In reality, there is no evidence that the movements of physicians in interstate labor markets are impeded by state tort rules. The reports, for example, of a surge in physician supply in Texas (in the wake of its imposing damage caps) are, to put it politely, overblown.
And by the way, when did doctors become “articles of commerce”?
At the risk of over-generalizing, the Commerce Clause applies to things, not people. As Georgetown Law professor Randy Barnett and other scholars have shown, Congress’s commerce power exists, not to promote a “robust national economy,” but rather for the more limited purpose of removing barriers to interstate trade and exchanges of goods.
In the 1780s the term “to regulate commerce” was a widely understood, clearly defined term of art. According to originalist historian Robert G. Natelson:
To “regulate commerce” was to supervise imports and exports, control money and other weights and measures, oversee transportation, and administer the “law merchant”—that is, the law governing mercantile trade, markets and fairs, cargo insurance, and commercial finance. Governance of other activities… was, therefore, outside federal jurisdiction. … [S]tate governments retained exclusive and plenary authority over such subjects as torts, contracts, agency, property, municipal law, religion, family relations, and local business law. [Emphasis added.]

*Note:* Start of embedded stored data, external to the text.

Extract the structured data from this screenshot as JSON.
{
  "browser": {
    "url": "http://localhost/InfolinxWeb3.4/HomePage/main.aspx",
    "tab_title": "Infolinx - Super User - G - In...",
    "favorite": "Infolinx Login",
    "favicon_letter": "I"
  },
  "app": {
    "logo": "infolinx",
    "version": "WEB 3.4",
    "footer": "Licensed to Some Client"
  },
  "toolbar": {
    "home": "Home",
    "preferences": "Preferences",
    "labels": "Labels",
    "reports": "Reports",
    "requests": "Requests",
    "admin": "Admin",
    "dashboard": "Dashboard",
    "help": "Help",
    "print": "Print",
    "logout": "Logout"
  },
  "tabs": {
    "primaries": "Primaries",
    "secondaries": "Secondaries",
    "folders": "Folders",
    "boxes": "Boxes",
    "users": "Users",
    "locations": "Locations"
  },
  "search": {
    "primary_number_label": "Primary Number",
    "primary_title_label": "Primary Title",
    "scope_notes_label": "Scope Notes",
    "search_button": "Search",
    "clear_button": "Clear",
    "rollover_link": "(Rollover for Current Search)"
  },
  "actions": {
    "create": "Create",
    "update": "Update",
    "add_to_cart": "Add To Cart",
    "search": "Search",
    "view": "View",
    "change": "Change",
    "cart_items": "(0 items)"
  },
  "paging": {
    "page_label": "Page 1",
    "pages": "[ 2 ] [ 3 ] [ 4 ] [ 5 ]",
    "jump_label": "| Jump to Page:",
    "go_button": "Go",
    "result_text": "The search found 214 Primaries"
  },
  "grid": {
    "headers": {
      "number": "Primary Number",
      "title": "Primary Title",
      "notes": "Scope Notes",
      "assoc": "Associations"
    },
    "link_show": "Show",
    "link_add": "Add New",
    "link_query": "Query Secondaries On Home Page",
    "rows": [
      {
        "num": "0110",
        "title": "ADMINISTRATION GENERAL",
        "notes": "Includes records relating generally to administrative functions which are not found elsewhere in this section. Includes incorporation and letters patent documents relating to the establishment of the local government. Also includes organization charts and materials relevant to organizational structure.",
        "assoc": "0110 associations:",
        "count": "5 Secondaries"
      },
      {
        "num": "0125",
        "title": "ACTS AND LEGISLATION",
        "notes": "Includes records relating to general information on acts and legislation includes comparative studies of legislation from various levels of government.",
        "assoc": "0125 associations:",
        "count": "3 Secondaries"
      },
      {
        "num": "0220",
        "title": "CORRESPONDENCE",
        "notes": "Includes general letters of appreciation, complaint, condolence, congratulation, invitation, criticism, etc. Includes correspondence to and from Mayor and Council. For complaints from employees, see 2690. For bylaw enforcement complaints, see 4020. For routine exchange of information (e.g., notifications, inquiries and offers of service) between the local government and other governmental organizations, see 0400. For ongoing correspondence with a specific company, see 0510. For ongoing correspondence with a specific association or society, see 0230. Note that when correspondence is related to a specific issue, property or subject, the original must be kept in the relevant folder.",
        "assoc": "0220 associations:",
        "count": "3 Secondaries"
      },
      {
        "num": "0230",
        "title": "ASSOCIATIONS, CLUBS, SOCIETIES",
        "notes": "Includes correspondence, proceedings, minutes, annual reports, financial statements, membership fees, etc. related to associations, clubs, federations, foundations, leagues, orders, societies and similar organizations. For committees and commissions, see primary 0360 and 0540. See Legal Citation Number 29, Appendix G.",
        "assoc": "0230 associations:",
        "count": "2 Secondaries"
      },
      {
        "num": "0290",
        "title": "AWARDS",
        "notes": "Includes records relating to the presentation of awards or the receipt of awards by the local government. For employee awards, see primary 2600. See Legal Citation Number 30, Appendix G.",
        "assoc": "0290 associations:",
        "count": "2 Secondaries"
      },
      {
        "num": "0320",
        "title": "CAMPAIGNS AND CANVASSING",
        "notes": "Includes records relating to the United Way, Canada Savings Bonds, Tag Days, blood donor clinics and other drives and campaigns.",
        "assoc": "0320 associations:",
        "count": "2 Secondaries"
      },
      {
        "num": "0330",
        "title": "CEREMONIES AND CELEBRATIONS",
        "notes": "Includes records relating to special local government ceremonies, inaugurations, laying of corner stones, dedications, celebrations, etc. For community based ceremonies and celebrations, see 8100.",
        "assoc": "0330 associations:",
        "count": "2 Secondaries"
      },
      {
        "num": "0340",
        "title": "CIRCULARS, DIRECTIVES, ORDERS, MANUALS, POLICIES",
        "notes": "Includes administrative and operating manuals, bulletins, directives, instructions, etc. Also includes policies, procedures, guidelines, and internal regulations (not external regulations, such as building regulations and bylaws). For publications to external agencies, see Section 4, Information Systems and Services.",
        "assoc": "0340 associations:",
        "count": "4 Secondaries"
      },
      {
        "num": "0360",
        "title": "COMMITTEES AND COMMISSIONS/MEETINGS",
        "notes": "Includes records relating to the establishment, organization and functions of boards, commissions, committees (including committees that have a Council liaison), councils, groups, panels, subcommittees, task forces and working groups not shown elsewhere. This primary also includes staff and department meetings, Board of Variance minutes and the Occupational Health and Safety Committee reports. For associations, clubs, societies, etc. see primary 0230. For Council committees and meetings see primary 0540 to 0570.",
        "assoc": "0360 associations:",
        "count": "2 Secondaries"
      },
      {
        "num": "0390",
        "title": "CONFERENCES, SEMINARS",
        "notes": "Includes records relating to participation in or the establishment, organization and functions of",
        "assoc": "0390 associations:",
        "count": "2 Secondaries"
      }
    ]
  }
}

The Founders actually discussed the question of state court autonomy during the ratification debates, and both sides understood the regulation of “private justice between the citizens of the same State” (to quote Hamilton in Federalist 23) to be a reserved power of the states. Madison and Marshall confirmed this understanding at the Virginia state ratifying convention. Other founders echoed it, in speeches, letters, pamphlets, and newspaper columns. Prof. Natelson again:
During the ratification debates, supporters of the Constitution repeatedly … emphasized that the establishment and procedures of state courts would remain immune from federal interference, as would most of the substantive law those courts administered. Tort law, for example, was to remain almost exclusively a state affair. [Emphasis added.] Those representations are authoritative evidence of the ratifiers’ understanding; without them it is doubtful the instrument would have been adopted.
Why were the Founders so zealous about protecting state courts? To preserve the ancient right of trial by jury (specifically, a jury “of the vicinage,” meaning local citizens acting under local rules), which they cherished as a salutary check, in civil as well as criminal cases, on government power—a bulwark of liberty.
Question: Whatever happened to the old Republican commitment to federalism and “states’ rights”?
Answer: Beats me!
On the one hand, Speaker Ryan and colleagues would high-handedly nullify provisions of state constitutions (sovereign acts of the people) in at least 18 states. (If that seems pretty arrogant—I agree.)
On the other hand, Speaker Ryan seems to genuinely cherish federalism. For example, just last month, in announcing a new “task force on intergovernmental relations,” he declared:
Federalism is not a Republican or Democrat principle, but an American principle — and one that is integral to a thriving culture and economy. But [the Speaker lamented,] in recent years, the principle of federalism has been slowly chipped away at by an overzealous federal government.
Indeed.
And that’s a perfect reason why, Mr. Speaker, you and your colleagues should shelve this unnecessary, unconstitutional, and unconservative bill.